In SAS Institute, Inc. v. ComplementSoft, LLC, Nos. 2015-1346 & 2015-1347 (Fed. Cir. June 10, 2016), the Federal Circuit found error in a final written decision rendered by the Patent Trial and Appeal Board. The Board adopted a new construction for a term it had construed differently in its institution decision. The Court stated that the Administrative Procedure Act (APA) prevents the Board from “chang[ing] theories in midstream without giving [the parties] reasonable notice of the change and the opportunity to present argument under the new theory.”

The Federal Circuit affirmed the Board’s decision for terms that had not been previously construed, but vacated and remanded the aspects of the Board’s decision relying on the new claim construction “so that the parties may address [the] new construction that the Board adopted in its final written decision after interpreting the claim differently before.” Judge Stoll wrote, “[i]t is difficult to imagine either party anticipating that already-interpreted terms were actually moving targets, and it is thus unreasonable to expect that they would have briefed or argued, in the alternative, hypothetical constructions not asserted by their opponent.”

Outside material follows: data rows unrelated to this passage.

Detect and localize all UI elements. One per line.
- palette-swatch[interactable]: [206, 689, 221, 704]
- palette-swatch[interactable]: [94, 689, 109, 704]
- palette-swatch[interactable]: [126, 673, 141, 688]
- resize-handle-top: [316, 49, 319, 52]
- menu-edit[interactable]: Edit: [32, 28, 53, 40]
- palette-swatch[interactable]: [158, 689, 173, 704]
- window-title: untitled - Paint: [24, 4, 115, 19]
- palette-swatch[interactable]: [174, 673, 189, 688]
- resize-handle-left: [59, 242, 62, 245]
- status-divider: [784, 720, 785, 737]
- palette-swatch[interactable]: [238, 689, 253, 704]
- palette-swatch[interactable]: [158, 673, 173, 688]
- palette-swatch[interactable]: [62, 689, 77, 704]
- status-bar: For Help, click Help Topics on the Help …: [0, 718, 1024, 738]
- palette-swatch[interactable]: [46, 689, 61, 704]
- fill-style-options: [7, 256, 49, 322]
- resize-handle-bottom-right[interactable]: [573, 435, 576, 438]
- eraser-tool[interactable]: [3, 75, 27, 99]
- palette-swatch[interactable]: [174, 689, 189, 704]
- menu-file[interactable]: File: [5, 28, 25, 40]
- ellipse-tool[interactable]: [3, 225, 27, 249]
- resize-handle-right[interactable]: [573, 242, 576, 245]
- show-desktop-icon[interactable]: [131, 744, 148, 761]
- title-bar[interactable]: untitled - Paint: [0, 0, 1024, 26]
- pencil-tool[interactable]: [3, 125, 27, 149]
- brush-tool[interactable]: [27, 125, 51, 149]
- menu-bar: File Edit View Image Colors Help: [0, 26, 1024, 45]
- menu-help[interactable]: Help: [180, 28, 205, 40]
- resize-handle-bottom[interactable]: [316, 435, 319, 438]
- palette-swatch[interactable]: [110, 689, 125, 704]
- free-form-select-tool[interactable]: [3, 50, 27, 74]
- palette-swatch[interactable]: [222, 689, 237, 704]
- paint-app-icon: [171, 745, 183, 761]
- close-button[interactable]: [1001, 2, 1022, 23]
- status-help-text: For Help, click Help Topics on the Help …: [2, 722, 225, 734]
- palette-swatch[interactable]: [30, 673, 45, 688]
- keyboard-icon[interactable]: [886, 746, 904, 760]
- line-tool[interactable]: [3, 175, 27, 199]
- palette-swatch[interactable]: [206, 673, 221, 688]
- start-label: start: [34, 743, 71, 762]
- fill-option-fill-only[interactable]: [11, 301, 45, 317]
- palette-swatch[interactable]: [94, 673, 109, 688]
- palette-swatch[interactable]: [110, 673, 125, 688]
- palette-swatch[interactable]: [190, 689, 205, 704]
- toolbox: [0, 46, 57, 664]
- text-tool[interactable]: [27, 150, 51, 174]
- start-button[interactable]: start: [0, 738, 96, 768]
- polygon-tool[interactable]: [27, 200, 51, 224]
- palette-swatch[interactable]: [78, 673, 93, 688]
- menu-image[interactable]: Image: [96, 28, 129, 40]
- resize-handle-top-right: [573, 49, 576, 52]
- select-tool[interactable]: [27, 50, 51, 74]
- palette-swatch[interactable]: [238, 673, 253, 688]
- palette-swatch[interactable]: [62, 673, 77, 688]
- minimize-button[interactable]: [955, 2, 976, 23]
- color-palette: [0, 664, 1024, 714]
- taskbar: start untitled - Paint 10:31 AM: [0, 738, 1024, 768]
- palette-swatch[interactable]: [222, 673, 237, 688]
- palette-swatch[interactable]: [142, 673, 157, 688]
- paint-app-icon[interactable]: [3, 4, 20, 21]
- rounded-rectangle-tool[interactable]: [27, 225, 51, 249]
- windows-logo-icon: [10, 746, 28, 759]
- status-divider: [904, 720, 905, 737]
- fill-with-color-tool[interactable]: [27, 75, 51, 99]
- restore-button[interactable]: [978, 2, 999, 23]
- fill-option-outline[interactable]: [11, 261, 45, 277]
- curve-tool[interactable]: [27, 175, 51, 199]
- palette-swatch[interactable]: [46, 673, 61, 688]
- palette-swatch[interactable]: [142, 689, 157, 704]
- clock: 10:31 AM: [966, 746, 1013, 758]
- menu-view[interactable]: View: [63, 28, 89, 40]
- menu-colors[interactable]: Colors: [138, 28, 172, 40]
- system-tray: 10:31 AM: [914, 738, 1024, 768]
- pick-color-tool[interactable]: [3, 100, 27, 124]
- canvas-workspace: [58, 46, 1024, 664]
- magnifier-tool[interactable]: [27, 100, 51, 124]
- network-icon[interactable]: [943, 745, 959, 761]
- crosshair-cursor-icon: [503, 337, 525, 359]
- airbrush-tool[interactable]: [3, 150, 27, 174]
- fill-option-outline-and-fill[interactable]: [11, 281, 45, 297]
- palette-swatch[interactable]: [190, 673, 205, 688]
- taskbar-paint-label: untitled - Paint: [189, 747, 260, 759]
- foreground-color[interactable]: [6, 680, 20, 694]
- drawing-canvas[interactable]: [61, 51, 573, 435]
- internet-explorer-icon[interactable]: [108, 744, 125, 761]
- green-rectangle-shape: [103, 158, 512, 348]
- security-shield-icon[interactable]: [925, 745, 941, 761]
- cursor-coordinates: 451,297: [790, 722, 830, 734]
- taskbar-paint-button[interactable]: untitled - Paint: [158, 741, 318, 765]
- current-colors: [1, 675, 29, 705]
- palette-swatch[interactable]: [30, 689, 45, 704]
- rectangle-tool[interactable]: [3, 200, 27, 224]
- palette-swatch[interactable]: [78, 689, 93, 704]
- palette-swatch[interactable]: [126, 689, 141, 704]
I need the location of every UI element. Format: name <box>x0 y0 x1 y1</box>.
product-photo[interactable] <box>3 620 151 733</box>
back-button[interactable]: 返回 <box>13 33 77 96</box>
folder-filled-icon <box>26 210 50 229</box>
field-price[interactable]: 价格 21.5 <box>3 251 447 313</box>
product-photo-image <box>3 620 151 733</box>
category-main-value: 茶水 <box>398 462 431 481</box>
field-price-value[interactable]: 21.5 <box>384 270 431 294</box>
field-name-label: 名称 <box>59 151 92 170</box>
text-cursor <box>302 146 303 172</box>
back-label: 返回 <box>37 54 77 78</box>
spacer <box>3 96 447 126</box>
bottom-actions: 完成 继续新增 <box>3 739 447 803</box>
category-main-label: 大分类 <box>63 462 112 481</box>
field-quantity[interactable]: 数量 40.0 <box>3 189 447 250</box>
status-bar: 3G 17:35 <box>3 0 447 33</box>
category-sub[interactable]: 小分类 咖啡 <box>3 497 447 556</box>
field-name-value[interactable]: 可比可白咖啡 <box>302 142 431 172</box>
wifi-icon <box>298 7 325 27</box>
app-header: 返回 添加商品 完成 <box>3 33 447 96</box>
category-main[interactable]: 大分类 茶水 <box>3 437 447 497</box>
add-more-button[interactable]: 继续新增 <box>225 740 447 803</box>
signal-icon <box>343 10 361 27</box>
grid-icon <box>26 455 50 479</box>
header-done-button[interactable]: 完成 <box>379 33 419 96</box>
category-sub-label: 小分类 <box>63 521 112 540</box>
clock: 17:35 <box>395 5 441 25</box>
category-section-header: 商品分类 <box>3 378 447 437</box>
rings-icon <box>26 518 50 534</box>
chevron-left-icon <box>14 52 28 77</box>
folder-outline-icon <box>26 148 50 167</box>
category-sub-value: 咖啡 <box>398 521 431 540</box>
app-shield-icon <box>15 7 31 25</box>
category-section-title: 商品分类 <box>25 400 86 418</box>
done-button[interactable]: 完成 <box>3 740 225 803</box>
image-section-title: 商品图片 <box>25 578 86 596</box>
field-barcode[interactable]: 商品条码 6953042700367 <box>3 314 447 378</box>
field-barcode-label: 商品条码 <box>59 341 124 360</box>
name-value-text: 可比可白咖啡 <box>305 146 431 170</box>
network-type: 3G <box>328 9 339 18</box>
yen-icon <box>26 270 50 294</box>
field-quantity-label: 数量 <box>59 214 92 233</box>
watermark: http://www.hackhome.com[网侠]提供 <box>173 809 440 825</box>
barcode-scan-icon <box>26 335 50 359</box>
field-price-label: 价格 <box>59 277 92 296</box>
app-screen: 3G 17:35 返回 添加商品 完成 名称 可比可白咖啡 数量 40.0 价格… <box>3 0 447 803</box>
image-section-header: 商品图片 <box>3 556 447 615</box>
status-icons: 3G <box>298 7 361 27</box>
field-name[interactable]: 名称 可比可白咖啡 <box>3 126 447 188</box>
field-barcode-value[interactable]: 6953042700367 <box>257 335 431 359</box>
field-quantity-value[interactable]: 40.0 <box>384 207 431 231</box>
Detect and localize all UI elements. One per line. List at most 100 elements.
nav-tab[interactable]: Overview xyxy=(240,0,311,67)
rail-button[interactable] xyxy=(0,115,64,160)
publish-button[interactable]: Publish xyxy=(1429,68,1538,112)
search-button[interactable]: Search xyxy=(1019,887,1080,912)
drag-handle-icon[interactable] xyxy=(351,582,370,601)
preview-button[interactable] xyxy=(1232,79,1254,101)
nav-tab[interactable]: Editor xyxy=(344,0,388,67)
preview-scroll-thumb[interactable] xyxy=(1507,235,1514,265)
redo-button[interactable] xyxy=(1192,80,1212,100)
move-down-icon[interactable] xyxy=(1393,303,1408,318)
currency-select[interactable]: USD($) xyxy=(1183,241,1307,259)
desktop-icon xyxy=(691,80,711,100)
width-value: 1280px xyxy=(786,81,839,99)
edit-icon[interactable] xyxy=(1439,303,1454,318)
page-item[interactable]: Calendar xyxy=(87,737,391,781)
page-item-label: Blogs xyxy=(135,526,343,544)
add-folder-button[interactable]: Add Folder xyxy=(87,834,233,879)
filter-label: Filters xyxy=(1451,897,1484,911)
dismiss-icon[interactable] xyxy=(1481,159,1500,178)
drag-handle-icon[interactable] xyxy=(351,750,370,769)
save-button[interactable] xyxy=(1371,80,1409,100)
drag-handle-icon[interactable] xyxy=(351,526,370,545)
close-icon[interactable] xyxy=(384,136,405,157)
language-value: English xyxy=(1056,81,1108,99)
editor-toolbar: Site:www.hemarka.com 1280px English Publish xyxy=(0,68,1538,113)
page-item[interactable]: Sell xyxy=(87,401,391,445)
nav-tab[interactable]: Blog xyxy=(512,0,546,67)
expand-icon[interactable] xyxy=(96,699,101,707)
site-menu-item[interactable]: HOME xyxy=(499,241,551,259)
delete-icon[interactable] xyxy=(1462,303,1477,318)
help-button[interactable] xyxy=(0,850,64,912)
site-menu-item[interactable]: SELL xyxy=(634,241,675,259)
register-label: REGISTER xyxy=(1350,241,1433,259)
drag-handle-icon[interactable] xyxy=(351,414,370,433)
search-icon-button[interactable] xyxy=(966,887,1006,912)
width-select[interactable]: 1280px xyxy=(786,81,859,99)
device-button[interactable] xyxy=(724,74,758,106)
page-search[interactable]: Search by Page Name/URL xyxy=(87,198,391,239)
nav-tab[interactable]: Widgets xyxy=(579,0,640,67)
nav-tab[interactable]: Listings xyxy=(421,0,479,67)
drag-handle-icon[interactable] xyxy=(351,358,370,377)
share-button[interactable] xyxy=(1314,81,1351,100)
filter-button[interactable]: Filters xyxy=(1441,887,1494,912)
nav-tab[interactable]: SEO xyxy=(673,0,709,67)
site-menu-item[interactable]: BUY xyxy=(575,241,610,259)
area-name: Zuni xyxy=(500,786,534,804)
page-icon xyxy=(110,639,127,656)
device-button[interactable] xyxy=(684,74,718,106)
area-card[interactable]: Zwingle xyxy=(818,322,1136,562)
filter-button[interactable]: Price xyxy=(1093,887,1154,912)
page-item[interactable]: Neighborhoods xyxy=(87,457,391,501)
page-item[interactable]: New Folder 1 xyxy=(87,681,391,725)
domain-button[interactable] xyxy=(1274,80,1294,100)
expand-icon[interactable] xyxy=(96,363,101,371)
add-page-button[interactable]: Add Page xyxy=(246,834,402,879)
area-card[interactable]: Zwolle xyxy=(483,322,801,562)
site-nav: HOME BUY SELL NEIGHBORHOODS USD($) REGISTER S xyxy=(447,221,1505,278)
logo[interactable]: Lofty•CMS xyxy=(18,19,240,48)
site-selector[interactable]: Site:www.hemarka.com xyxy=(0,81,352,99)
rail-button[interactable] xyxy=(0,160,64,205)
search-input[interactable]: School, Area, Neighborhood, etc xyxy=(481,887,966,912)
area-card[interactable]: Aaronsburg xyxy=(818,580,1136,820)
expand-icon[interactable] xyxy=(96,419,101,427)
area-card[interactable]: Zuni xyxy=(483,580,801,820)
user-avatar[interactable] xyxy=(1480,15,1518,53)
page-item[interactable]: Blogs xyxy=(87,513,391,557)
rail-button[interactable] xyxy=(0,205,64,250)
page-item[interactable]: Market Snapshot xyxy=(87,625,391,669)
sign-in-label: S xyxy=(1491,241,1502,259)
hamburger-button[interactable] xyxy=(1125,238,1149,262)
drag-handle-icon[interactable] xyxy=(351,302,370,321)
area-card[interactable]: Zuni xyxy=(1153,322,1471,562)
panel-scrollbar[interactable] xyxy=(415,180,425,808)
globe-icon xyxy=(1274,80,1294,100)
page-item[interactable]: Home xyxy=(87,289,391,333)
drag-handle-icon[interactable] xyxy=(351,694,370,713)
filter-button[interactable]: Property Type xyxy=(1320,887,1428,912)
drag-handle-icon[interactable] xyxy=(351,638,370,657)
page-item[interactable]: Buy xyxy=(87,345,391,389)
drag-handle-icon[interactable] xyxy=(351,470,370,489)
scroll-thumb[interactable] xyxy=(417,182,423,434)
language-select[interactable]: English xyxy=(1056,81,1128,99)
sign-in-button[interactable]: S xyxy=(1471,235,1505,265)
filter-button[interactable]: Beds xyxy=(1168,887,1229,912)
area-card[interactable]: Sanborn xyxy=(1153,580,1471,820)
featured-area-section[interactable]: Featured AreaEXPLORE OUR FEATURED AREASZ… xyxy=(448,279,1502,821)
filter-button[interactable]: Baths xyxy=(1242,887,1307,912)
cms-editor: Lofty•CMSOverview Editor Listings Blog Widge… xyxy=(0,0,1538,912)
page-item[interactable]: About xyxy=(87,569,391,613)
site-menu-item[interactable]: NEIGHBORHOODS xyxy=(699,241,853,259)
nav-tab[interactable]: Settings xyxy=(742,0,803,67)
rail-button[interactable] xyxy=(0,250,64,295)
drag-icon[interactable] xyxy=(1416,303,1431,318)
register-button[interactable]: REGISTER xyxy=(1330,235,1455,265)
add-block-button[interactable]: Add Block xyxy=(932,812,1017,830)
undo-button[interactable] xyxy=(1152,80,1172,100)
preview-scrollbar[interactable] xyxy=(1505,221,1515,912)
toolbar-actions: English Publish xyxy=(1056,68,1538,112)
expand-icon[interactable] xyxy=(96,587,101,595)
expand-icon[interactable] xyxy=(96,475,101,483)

SAS additionally argued that the Board’s final written decision should have addressed the patentability of all claims challenged in its petition, even those the Board did not institute. But the panel followed its recent holding in Synopsys, Inc. v. Mentor Graphics Corp., 814 F.3d 1309 (Fed. Cir. 2016), which rejected “SAS’s argument that the Board must address all claims challenged in an IPR petition in its final written decision.” Judge Newman echoed her Synopsys dissent, arguing that the Board’s failure to address non-instituted claims in the final written decision undermines the goals of the AIA because “[f]inal determination of the validity of a challenged patent is not achieved when the PTO selects, at its sole and unreviewable choice, which claims it will review and which it will not touch.”